Publicado em 29/05/2022 - 07:59 / Clipado em 29/05/2022 - 07:59

ABC aposta no mercado Geek, setor movimenta R$ 20 bilhões por ano no Brasil



Amanda Sakumoto


A cultura geek ou nerd se popularizou nos últimos anos, em todo o mundo. Estima-se que somente o setor de licenciamento de produtos alcance R$ 20 bilhões por ano, no Brasil. Empreendedores do ABC aproveitam o momento de expansão para fortalecer a cultura e investir em eventos e vendas de produtos derivados de games, filmes, séries, animes, quadrinhos, música, roupas e objetos variados, e atendem a demanda da região.

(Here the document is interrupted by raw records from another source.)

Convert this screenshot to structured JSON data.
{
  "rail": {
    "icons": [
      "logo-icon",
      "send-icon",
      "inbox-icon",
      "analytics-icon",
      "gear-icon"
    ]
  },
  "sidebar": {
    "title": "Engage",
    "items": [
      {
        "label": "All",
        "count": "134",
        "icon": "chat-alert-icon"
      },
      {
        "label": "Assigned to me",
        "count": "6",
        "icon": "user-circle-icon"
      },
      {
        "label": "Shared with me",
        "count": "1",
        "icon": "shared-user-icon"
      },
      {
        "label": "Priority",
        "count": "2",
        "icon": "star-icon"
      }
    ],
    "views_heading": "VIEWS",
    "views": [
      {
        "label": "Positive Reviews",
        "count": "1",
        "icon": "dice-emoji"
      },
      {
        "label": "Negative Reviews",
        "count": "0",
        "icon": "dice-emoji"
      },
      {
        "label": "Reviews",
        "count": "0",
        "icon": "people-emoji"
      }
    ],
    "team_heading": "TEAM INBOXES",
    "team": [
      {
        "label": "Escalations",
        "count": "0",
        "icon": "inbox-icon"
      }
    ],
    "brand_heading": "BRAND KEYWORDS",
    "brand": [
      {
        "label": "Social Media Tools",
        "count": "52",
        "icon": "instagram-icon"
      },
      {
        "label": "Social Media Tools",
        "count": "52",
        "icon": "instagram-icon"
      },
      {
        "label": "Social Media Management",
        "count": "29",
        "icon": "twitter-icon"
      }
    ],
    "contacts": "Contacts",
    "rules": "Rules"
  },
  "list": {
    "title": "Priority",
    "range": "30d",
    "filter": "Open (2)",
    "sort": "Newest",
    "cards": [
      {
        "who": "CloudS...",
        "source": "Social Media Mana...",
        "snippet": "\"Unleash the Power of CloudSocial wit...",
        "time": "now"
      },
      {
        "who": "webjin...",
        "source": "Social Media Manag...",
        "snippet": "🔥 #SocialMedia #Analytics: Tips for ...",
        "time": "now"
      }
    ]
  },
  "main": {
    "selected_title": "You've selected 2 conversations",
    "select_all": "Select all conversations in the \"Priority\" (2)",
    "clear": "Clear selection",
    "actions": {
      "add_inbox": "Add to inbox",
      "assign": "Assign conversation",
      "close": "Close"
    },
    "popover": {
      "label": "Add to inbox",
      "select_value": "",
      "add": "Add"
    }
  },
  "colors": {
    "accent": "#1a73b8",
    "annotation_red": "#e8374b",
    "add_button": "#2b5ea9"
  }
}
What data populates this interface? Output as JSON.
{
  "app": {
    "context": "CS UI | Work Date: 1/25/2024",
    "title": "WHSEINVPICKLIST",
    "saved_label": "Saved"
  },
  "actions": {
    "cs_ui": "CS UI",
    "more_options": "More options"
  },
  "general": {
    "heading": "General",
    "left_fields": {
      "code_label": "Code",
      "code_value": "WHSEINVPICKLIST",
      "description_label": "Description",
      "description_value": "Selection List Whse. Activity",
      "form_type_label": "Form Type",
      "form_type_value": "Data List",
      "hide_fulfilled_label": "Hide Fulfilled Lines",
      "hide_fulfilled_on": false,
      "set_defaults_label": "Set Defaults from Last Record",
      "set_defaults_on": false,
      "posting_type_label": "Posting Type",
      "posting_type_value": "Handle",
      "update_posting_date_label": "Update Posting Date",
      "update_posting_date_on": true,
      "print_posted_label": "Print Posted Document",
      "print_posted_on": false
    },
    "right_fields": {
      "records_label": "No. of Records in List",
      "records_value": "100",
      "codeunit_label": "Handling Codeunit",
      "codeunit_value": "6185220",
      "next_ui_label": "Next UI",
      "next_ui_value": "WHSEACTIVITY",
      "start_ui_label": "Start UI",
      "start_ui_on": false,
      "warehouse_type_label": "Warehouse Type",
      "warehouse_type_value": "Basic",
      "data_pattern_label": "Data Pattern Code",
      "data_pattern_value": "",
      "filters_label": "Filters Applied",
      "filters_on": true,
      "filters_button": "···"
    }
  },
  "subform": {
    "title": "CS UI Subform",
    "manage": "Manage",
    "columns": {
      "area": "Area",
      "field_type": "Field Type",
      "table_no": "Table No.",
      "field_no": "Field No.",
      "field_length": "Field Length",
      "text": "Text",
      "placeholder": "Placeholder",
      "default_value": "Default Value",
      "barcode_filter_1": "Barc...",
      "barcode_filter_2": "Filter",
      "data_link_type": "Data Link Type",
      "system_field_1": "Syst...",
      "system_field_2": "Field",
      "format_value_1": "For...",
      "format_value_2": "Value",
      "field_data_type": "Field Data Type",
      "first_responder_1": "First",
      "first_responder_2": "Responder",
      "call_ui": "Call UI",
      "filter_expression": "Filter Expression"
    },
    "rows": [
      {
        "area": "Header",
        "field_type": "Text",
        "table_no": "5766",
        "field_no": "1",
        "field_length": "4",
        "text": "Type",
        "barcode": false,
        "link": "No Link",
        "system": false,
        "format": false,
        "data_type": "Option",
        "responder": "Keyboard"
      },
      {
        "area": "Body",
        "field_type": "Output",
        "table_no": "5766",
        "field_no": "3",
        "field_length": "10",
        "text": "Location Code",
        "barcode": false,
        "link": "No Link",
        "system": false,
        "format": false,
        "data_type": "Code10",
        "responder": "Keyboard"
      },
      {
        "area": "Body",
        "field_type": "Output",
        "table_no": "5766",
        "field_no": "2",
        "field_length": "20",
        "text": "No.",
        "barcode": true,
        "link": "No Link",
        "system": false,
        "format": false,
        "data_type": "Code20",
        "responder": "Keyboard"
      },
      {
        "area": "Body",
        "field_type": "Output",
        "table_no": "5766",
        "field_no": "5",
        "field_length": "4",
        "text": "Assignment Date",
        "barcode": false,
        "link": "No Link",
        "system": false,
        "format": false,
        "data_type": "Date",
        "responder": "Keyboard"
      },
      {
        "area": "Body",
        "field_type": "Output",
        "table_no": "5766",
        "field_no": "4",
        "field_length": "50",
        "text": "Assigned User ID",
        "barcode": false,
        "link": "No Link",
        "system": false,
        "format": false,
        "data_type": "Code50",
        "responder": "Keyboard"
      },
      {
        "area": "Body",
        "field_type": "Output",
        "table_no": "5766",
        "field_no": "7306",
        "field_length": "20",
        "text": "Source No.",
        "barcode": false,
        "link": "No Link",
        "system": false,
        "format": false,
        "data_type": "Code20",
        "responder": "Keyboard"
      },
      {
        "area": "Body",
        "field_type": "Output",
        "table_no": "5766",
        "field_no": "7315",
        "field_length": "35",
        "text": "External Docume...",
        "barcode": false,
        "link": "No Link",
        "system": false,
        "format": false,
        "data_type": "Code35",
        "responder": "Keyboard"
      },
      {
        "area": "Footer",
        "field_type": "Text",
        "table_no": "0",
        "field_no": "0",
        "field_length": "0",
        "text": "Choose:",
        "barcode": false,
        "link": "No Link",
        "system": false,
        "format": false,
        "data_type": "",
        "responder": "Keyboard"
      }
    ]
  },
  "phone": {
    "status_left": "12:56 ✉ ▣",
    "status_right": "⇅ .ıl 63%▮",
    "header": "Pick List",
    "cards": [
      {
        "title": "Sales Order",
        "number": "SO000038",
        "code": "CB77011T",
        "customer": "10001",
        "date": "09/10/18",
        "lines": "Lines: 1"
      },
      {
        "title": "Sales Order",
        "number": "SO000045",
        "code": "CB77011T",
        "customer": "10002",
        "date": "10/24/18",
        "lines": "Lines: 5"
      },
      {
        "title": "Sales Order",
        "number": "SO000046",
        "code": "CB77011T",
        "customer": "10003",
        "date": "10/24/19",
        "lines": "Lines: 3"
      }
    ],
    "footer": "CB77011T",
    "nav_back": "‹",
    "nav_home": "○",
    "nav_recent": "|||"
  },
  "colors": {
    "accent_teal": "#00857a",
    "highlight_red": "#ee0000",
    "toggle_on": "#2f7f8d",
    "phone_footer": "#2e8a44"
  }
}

Segundo o economista, Volney Aparecido de Gouveia, gestor adjunto da Escola de Negócios da USCS (Universidade de São Caetano), a popularização da cultura geek se deve principalmente ao avanço da internet. “É um mercado que tem se consolidado e veio para ficar. A pandemia também acelerou o processo de consumo de streams e jogos eletrônicos, durante o isolamento. As pessoas tiveram mais tempo para se envolver nessa cultura”, afirma. Segundo o economista, cerca de 2,5 bilhões de pessoas no mundo consomem algum tipo de produto do setor geek.

Na região, a produtora Accros Entertainment realiza o Up!ABC, festival de cultura geek que em 2022 alcançou a 17ª edição. O evento movimenta milhares moradores de todo ABC, principalmente entre as faixas etárias de 11 a 30 anos, sendo 53% homens e 47% mulheres, conforme dados da empresa, levantados em 2019, ano do último evento presencial anterior à pandemia.

A retomada presencial do Up!ABC aconteceu em maio deste ano e o festival reuniu mais de 10 mil visitantes, no campus Barcelona da USCS, em São Caetano. “Começamos com a cultura asiática e abraçamos toda a cultura nerd. É um desafio, com a internet as têndencias chegam e passam muito rapidamente. A cada evento ficamos ligados às tendências, para trazer novidades e atrair o público”, afirma Attila Domenico Freni, diretor da Across.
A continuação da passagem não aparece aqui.